Golf’s TV Deal Rises Despite Tiger’s Fall

(published September 5, 2011)

It’s been a big week in the world of professional golf.

Huh?

You may not have noticed there was a world of professional golf this week.  After all, the NFL season is just days away, so it’s prime time for fantasy drafts.  College football opened with two traditional matchups: Boise State v. Georgia and LSU v. Nike.  The U.S. Open reached its middle weekend, with 22-year-old Donald Young at last showing why he was once considered the next Great American Hope.

The Yankees and Red Sox were busy taking more than eleven and a half hours to play a three-game series that may or may not affect their playoff seeding, while the Giants and Diamondbacks squared off in a duel to see who will be the most anonymous team in the postseason.  (Name three guys in the Diamondbacks lineup besides Justin Upton.  I’ll wait.)

Meanwhile, golf’s FedEx Cup “playoffs” moved into the second of four tournaments, the Deutsche Bank Classic in Norton, Massachusetts.  The FedEx Cup is truly a tradition like no other, in that it’s not a tradition at all, having debuted in 2007.   That was two years B.H. – Before Hydrant, when Tiger Woods ran his car into one and exposed a rare cache of yellow kryptonite.

The primary goal of the FedEx Cup is to get the top golfers to play more often than they used to after the PGA Championship is concluded in August.  It seemed a more important goal when the top golfers were Tiger and Phil rather than Bubba and Dustin.  (That’s Watson and Johnson – even the names are less interesting.)

A FedEx Cup Champion will be crowned in three weeks, after the field is reduced from 125 to 100 to 70 to 30.  All the events are 72 holes of stroke play, and look pretty much like every other tournament.  Prestige doesn’t come overnight, no matter how hefty the paycheck is.  Maybe especially then.

The more significant story of the week in golf was the announcement by commissioner Tim Finchem on Thursday that the PGA Tour and its television “partners” had come to an agreement for broadcast rights through 2021, an unprecedented nine-year extension.

CBS and NBC were delighted to continue providing background noise for middle-aged nappers on the weekends, and The Golf Channel is already locked in for coverage of the first two rounds.  Tournament prize money is guaranteed to go up each year of the contract.

The deal was a surprise to those who expected the recent ineffectiveness of Tiger Woods to herald a quieter and less lucrative time for the Tour.  If Tiger’s rise created the boom, shouldn’t his waning bring on a bust?

Such thinking treats the economics of golf on television as no different from how it is in other major sports.  Golf’s model is less like a series scrambling for ratings, and more like a high-class verdant infomercial.
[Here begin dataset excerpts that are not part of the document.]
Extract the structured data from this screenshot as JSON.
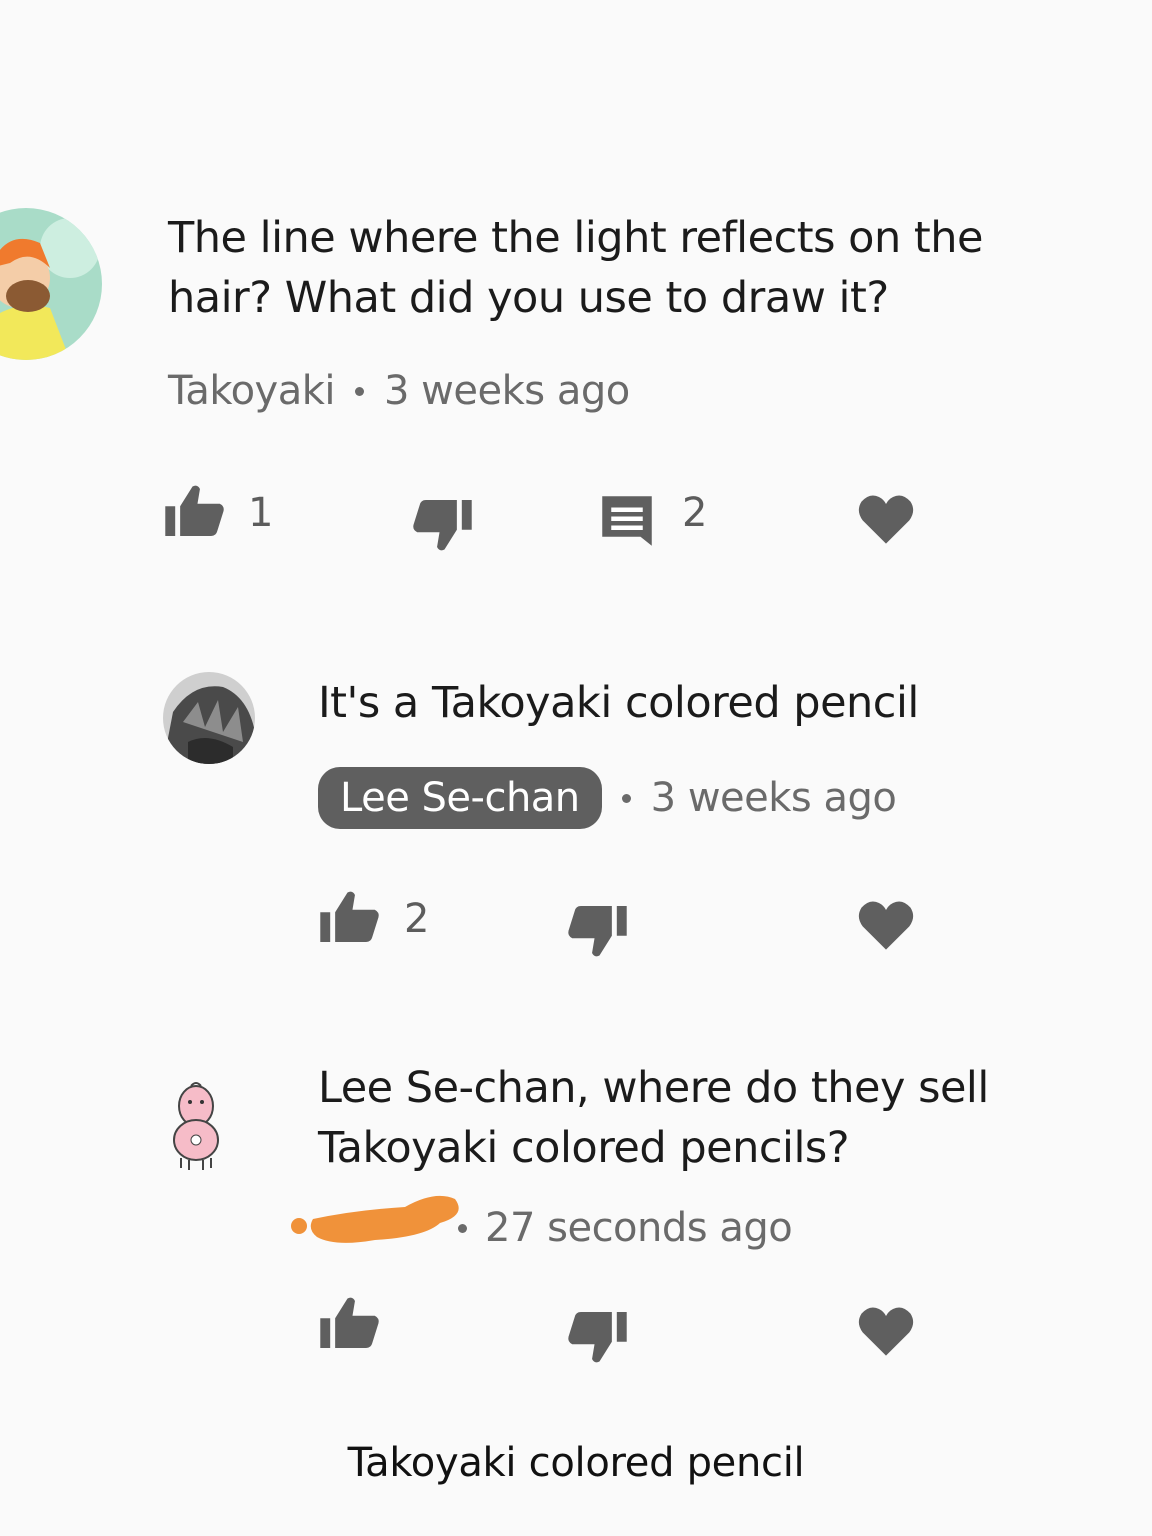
{
  "comments": [
    {
      "text": "The line where the light reflects on the hair? What did you use to draw it?",
      "author": "Takoyaki",
      "time": "3 weeks ago",
      "likes": "1",
      "replies": "2"
    },
    {
      "text": "It's a Takoyaki colored pencil",
      "author": "Lee Se-chan",
      "time": "3 weeks ago",
      "likes": "2"
    },
    {
      "text": "Lee Se-chan, where do they sell Takoyaki colored pencils?",
      "time": "27 seconds ago"
    }
  ],
  "caption": "Takoyaki colored pencil",
  "colors": {
    "icon": "#5f5f5f",
    "redaction": "#f0923a",
    "chip": "#5f5f5f"
  }
}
Adam Schupak’s excellent and exhaustively researched book about the reign and methods of the PGA Tour’s former commissioner, Deane Beman: Golf’s Driving Force, shows how Beman’s foresight made the PGA Tour impervious to the caprices of the television audience.

Tour events have title sponsors, major corporations that provide the prize money and much of the underpinnings of the telecast cost by buying a sizeable percentage of the commercial inventory.  Ticket sales and the proceeds from pro-am slots prior to the tournament pay local costs (the work force is mostly volunteer) and make up the much-vaunted charitable contributions for which the Tour takes so much credit.

Schupak describes a sports business forum in the 1970s attended by the commissioners of baseball, football, basketball, hockey, and golf.  Before the formal beginning, NFL commissioner Pete Rozelle asked Beman, “What are you doing here?”  Beman shot back, “Because the PGA Tour is worth more than all of you guys.”  Rozelle asked what he meant by that, and Beman replied, “Well, the PGA Tour has 47 franchises – we call them tournaments – and we own them all.  You don’t own any of your franchises.”

A golf telecast is not an autonomous sports event for which the network pays a fee for the privilege of showing what happens.  The arrangement is much more of a partnership, with the Tour bringing in sponsors who ensure that the network makes money.  In the new contract, the “underpinning” promised to the networks, from title sponsors and other of the Tour’s “partners,” was increased significantly.

This has been the model since the late 1980s, proposed by Beman as far back as 1979.  The networks get worry-free programming with a guarantee of black ink on the bottom line.  The corporations get certain exposure in an increasingly fragmented advertising marketplace; the Tour has long since overcome anyone’s resistance to calling a tournament by its branded name.  The Tour makes money, the players make money, and it truly doesn’t matter if the tournament of the week is trounced in the ratings by football games or reruns of Dr. Phil.

So if you’re having trouble staying interested in professional golf now that Tiger is no longer a constant on the leaderboard, the Tour and the networks say that’s okay; they’ll be there every week anyway, and you can check in again whenever you’re ready.  So enjoy your fantasy football draft, have fun with the wild-card race – and did we mention that Tiger will be at the Frys.com Open from October 6-9?   Don’t worry.  They’ll remind you.